Cass. civ., sez. Unite 18-09-2006, n. 20076 COMPETENZA CIVILE – COMPETENZA PER TERRITORIO – SOCI E CONDOMINI – Contributi condominiali – Riscossione – Domanda proposta dall’amministratore nei confronti dei condomini

Sentenza scelta dal dott. Domenico Cirasole direttore del sito giuridico http://www.gadit.it/

Svolgimento del processo

G. B. ha convenuto il Condominio Villaggio P. n. 1 di D. M. innanzi al GdP di Catanzaro, con opposizione al decreto ingiuntivo emesso nei suoi confronti da quell’ufficio per la somma di lire 485.024 ex adverso pretesa quale quota di pertinenza d’oneri condominiali, eccependo, preliminarmente in rito, l’incompetenza per territorio del giudice adito, su la considerazione che questa dovesse essere determinata con riferimento al luogo ove trovasi, non già l’ufficio de l’amministratore ma l’immobile condominiale, e contestando, nel merito, la propria qualità di condomino in re azione ai contributi richiesti e la regolarità della costituzione del condominio.

Ne ha deciso il giudice di pace di Catanzaro, con sentenza 25 febbraio 2000, respingendo dapprima l’eccezione in rito sul rilievo che nella città aveva domicilio l’ufficio del condominio cui affluivano tutti i pagamenti delle quote condominiali, e quindi quelle nel merito.

Detta pronunzia G. B. ha impugnato con ricorso per cassazione affidato a due motivi, nel primo dei quali ripropone la questione di competenza denunziando la violazione dell’articolo 23 c.p.c..

Discussa la causa innanzi alla seconda Sezione civile, questa, con ordinanza 28 settembre 2005, ha rimesso la causa al Primo Presidente, avendo rilevato un contrasto d’orientamenti, tra le sezioni semplici ed interno alla medesima sezione, sulla questione se la previsione dell’articolo 23 c.p.c., per la quale la cognizione delle cause tra condomini è devoluta al giudice del luogo in cui si trova la cosa comune, debba trovare applicazione alle sole controversie sul diritto di proprietà od altri diritti inerenti alla disponibilità ed all’uso della cosa comune, ovvero debba essere estesa anche a quelle sulle obbligazioni nascenti pro quota a carico dei singoli condomini dalla loro partecipazione alla comunione.

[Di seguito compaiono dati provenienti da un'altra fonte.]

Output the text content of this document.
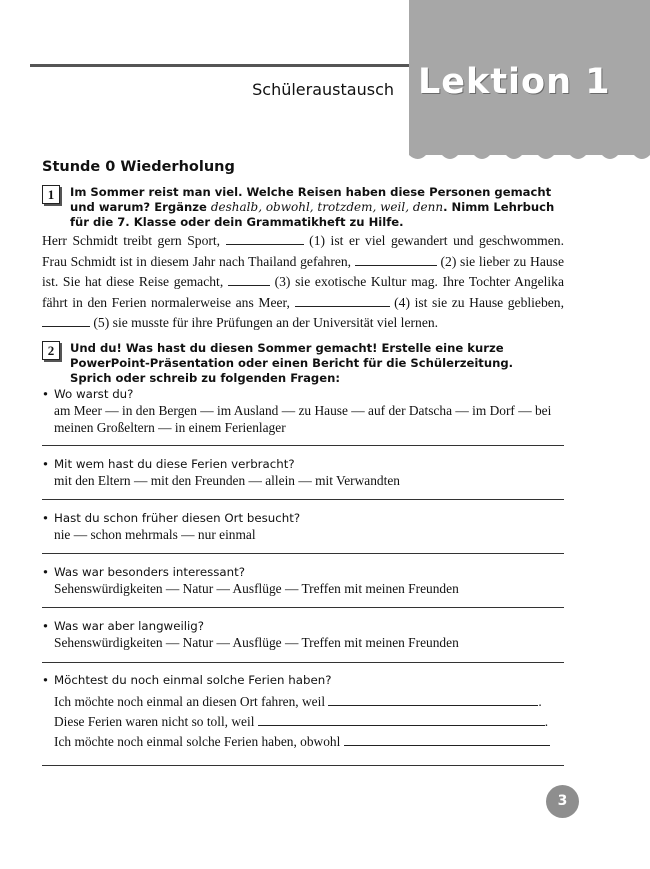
Lektion 1
Schüleraustausch
Stunde 0 Wiederholung
1	Im Sommer reist man viel. Welche Reisen haben diese Personen gemacht und warum? Ergänze deshalb, obwohl, trotzdem, weil, denn. Nimm Lehrbuch für die 7. Klasse oder dein Grammatikheft zu Hilfe.
Herr Schmidt treibt gern Sport,	(1) ist er viel gewandert und geschwommen. Frau Schmidt ist in diesem Jahr nach Thailand gefahren,	(2) sie lieber zu Hause ist. Sie hat diese Reise gemacht,	(3) sie exotische Kultur mag. Ihre Tochter Angelika fährt in den Ferien normalerweise ans Meer,	(4) ist sie zu Hause geblieben,  (5) sie musste für ihre Prüfungen an der Universität viel lernen.
2	Und du! Was hast du diesen Sommer gemacht! Erstelle eine kurze PowerPoint-Präsentation oder einen Bericht für die Schülerzeitung. Sprich oder schreib zu folgenden Fragen:
• Wo warst du?
am Meer — in den Bergen — im Ausland — zu Hause — auf der Datscha — im Dorf — bei meinen Großeltern — in einem Ferienlager
• Mit wem hast du diese Ferien verbracht?
mit den Eltern — mit den Freunden — allein — mit Verwandten
• Hast du schon früher diesen Ort besucht?
nie — schon mehrmals — nur einmal
• Was war besonders interessant?
Sehenswürdigkeiten — Natur — Ausflüge — Treffen mit meinen Freunden
• Was war aber langweilig?
Sehenswürdigkeiten — Natur — Ausflüge — Treffen mit meinen Freunden
• Möchtest du noch einmal solche Ferien haben?
Ich möchte noch einmal an diesen Ort fahren, weil	.
Diese Ferien waren nicht so toll, weil	.
Ich möchte noch einmal solche Ferien haben, obwohl
3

La causa è stata, quindi, assegnata a queste Sezioni Unite per la soluzione del contrasto.

Motivi della decisione

Come questa Corte ha già avuto occasione d’evidenziare con una pronuncia che già espone, sulla base di una disamina complessiva dell’istituto alla luce anche della prevalente giurisprudenza, tutti i criteri interpretativi necessari ad una corretta applicazione della normativa in materia (Cassazione 6319/03), nel vigente c.p.c., con il quale il legislatore s?è impegnato a realizzare coerenti indirizzi di politica giudiziaria, la competenza per territorio prevede un foro generale ed una serie di fori speciali e la ratio di tali previsioni risiede, quanto all’uno, nell’opportunità che le persone fisiche e giuridiche siano chiamate a comparire al giudice del luogo nel quale è per loro meno oneroso convenire, quanto agli altri, nell’opportunità di prescindere dalla regola generale in funzione del maggior vantaggio che entrambe le parti possano conseguire nel radicare la lite innanzi al giudice del luogo in cui è collocato l’oggetto dei contrapposti interessi, oppure delle particolari esigenze di determinati procedimenti in relazione agli oggetti od ai soggetti.

Quanto ai fori speciali, attesto il fatto stesso che sono individuati, con riferimento ad una specifica loro utilità, in via d’eccezione rispetto alla regola costituita dal foro generale, devesi ritenere, per il principio genus per speciem derogatur, che siano configurati dal legislatore come prevalenti rispetto al foro generale; inoltre, non essendo per essi prevista la facoltà di scelta alternativa viceversa espressamente consentita rispetto al foro generale per le cause relative ai diritti d’obbligazione, devesi ritenere, per il principio ubi lex dixit voluti ubi non dixit noluit, che sia stato loro attribuito il carattere dell’esclusività.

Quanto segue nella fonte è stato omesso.